Let $\mathcal{Y}$ and $\mathcal{X}$ be finite sets and let $Q_Y$ be a fixed probability mass function on $\mathcal{Y}$. Also, let $P_{X | Y}$ be some fixed conditional distribution on $\mathcal{X} \times \mathcal{Y}$ and let $R$ be a positive constant.
We define
\begin{equation} A^- =\min_{Q_{U | Y}: I(U;Y) \leq R} \max_{Q_{X | Y}} \left[H(X | U) - D(Q_{X | Y} || P_{X | Y})\right], \end{equation}
where $\max_{Q_{X | Y}}$ is taken over the conditional distributions on $\mathcal{X} \times \mathcal{Y}$ and $\min_{Q_{U | Y}}$ is taken over the conditional distributions on $\mathcal{U} \times \mathcal{Y}$ with $\mathcal{U}$ being any finite set. $D$ denotes the Kullback-Leibler Divergence, $H$ is the Shannon Entropy and $I$ the mutual information. In the above expression, $I(U;Y)$ is computed with respect to $Q_YQ_{U | Y}$ and $H(X | U)$ is computed with respect to the Markov chain $Q_YQ_{U | Y}Q_{X | Y}$.
Next, we define
\begin{equation} A^+ =\min_{Q_{U | Y}: I(U;Y) \leq R} \max_{Q_{X | Y, U}} \left[H(X | U) - D(Q_{X | Y, U} || P_{X | Y})\right], \end{equation}
where $\max_{Q_{X | Y, U}}$ is taken over the conditional distributions on $\mathcal{X} \times \mathcal{Y} \times \mathcal{U}$ and $\min_{Q_{U | Y}}$ is taken over the conditional distributions on $\mathcal{U} \times \mathcal{Y}$ with $\mathcal{U}$ being any finite set. $I(U;Y)$ is computed with respect to $Q_YQ_{U | Y}$ and $H(X | U)$ is computed with respect to $Q_YQ_{U | Y}Q_{X | Y, U}$ (i.e., no longer with respect to a Markov chain).
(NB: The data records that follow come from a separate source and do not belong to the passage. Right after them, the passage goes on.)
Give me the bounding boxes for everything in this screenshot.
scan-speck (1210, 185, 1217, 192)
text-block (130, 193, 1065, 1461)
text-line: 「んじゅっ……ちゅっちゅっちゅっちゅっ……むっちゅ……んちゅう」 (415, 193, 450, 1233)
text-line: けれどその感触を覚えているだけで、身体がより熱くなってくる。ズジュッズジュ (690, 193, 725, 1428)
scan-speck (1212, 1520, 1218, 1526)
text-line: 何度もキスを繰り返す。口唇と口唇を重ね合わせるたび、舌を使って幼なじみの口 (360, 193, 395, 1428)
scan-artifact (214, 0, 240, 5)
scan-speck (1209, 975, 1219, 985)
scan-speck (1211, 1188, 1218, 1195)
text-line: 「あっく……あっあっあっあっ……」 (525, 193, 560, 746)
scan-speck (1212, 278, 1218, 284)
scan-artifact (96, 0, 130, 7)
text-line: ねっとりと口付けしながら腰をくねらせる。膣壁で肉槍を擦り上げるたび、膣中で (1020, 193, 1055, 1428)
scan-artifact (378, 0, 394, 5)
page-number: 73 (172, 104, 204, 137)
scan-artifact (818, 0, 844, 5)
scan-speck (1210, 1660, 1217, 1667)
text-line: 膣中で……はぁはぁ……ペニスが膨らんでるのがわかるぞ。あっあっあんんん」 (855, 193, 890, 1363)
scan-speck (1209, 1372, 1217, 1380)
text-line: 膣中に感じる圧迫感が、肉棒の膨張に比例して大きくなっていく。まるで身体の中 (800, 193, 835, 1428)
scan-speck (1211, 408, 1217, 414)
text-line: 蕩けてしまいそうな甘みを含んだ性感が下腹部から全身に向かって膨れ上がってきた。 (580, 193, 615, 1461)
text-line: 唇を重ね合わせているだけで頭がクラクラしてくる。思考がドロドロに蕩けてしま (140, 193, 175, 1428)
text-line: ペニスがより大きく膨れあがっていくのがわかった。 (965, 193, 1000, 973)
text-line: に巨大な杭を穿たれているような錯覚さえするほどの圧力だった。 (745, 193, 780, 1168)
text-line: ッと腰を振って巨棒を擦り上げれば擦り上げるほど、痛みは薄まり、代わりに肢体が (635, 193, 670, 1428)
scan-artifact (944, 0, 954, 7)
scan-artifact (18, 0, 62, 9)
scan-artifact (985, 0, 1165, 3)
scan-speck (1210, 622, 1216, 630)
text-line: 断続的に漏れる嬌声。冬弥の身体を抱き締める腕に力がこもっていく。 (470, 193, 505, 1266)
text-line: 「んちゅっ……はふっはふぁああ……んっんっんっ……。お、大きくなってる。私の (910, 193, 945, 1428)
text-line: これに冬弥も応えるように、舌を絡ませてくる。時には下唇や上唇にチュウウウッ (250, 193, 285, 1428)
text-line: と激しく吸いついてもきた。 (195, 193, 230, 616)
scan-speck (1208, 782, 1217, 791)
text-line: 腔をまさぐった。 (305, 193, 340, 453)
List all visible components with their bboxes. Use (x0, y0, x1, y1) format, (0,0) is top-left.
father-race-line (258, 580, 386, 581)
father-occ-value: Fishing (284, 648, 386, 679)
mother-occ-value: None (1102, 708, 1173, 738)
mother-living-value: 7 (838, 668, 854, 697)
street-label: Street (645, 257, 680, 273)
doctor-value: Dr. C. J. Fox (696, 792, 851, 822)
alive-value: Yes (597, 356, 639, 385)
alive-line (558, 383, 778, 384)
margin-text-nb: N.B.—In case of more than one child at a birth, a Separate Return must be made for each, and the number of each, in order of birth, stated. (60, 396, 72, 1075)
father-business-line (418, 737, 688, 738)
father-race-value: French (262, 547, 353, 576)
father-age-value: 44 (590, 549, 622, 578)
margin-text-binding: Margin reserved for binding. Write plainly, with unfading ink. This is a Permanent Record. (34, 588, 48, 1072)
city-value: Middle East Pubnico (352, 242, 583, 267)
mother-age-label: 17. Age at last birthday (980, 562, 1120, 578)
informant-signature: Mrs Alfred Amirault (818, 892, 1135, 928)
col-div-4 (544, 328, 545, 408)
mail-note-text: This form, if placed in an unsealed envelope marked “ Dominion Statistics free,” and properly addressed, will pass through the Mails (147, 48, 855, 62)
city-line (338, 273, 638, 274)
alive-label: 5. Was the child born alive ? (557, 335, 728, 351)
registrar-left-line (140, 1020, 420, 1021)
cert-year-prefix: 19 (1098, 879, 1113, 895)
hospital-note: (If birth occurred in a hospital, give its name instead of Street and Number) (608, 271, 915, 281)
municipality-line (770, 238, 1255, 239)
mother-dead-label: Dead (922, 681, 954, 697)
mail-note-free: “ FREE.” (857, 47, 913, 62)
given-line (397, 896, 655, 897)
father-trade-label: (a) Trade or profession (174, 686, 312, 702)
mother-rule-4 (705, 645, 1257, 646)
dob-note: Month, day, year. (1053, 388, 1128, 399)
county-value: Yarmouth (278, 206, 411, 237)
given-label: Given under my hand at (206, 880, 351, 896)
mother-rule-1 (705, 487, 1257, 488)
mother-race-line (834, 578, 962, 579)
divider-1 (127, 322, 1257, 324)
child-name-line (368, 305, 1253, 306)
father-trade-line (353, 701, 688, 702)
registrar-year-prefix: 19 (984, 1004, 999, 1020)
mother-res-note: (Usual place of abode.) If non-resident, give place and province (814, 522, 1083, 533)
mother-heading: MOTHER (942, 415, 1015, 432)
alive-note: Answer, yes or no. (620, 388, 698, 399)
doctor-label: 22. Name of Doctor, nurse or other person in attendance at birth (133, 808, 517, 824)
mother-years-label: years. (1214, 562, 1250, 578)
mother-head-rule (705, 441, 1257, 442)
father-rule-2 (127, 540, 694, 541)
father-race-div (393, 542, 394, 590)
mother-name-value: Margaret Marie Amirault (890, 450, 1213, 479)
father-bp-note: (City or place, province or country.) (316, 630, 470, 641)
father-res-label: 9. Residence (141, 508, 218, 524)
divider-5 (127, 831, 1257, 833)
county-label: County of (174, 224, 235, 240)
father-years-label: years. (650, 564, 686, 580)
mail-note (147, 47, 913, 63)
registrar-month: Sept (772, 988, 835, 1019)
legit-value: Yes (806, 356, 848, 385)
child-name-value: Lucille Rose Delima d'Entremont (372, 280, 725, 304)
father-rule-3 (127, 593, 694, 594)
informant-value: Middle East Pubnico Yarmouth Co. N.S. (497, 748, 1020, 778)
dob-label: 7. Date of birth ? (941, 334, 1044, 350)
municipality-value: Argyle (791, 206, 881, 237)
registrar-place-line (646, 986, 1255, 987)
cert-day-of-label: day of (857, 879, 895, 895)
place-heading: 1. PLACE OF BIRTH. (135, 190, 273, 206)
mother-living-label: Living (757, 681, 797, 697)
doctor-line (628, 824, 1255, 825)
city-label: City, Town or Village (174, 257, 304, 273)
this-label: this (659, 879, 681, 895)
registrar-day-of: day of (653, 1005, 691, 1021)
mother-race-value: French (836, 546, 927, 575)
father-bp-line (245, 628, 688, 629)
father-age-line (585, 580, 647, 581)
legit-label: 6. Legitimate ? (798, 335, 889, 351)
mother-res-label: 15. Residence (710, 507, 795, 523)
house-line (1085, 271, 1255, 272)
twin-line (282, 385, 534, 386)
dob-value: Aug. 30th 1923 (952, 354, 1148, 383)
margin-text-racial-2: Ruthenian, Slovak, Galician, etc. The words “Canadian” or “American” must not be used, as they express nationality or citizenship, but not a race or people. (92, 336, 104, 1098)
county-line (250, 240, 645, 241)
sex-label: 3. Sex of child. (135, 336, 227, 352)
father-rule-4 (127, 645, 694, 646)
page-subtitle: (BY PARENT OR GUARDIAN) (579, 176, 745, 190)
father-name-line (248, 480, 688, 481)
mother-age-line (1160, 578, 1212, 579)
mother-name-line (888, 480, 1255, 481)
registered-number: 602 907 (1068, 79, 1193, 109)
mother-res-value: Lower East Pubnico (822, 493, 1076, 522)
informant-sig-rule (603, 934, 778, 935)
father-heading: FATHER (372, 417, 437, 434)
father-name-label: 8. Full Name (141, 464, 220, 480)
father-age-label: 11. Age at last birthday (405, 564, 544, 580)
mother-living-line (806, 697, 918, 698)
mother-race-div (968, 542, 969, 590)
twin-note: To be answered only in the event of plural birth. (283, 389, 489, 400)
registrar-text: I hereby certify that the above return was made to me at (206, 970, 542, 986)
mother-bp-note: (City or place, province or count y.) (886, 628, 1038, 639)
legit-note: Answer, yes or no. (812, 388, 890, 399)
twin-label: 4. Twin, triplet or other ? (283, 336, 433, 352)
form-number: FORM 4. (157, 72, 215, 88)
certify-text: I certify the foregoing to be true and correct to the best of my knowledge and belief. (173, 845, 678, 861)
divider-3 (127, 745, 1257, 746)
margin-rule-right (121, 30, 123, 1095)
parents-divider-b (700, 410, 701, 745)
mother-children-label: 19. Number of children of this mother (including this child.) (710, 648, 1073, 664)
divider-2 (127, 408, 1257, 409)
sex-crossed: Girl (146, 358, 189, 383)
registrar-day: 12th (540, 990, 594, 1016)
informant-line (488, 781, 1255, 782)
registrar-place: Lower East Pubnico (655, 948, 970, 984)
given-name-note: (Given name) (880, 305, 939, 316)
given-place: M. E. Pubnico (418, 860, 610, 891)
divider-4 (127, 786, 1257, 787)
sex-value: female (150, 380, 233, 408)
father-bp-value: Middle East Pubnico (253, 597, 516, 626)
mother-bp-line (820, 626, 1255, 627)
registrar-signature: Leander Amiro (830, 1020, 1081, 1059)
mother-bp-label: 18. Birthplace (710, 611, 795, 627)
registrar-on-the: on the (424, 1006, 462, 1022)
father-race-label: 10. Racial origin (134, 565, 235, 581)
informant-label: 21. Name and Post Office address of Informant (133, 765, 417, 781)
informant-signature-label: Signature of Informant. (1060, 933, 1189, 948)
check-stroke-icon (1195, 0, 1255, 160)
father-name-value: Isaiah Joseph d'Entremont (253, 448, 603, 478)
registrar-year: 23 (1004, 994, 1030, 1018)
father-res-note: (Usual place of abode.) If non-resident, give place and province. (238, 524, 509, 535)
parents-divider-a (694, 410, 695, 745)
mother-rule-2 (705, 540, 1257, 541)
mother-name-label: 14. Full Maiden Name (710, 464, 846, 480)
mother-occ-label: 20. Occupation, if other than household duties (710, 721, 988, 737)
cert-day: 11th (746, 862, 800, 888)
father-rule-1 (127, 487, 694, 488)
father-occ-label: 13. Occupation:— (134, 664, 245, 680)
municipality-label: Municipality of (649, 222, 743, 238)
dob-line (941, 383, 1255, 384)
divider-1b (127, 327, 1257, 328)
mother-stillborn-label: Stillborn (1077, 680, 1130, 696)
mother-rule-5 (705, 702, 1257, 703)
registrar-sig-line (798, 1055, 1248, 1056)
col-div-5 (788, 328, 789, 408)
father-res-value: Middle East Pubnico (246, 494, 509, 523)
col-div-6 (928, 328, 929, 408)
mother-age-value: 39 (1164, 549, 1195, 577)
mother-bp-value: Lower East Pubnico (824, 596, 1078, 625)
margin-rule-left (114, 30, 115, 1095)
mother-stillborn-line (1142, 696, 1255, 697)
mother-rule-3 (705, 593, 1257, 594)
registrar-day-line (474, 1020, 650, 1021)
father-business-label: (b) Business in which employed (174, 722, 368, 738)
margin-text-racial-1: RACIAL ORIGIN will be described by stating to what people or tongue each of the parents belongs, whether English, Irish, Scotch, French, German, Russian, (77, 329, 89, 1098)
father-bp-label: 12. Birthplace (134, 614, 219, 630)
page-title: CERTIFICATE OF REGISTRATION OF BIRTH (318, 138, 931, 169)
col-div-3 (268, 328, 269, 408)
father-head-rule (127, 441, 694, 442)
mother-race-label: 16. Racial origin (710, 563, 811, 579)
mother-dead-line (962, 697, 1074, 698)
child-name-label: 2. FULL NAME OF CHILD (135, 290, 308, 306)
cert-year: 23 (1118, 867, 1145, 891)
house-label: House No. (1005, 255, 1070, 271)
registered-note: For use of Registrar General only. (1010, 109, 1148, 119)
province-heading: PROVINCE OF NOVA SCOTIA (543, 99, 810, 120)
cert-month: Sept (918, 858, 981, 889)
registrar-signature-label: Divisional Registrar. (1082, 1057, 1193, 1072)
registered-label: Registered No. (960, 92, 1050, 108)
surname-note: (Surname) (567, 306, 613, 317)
Numerical evidence appears to suggest that
\begin{equation} A^+ = A^-. \end{equation}
I appreciate any ideas on how one might go about proving or disproving the (implied) conjecture. Observe that while in $A^+$ we have more freedom in tuning $H(X | U)$, we potentially pay for this freedom as $D(Q_{X | Y, U} || P_{X | Y}) \geq D(Q_{X | Y} || P_{X | Y})$ with equality iff $Q_{X | Y, U} = Q_{X | Y}$.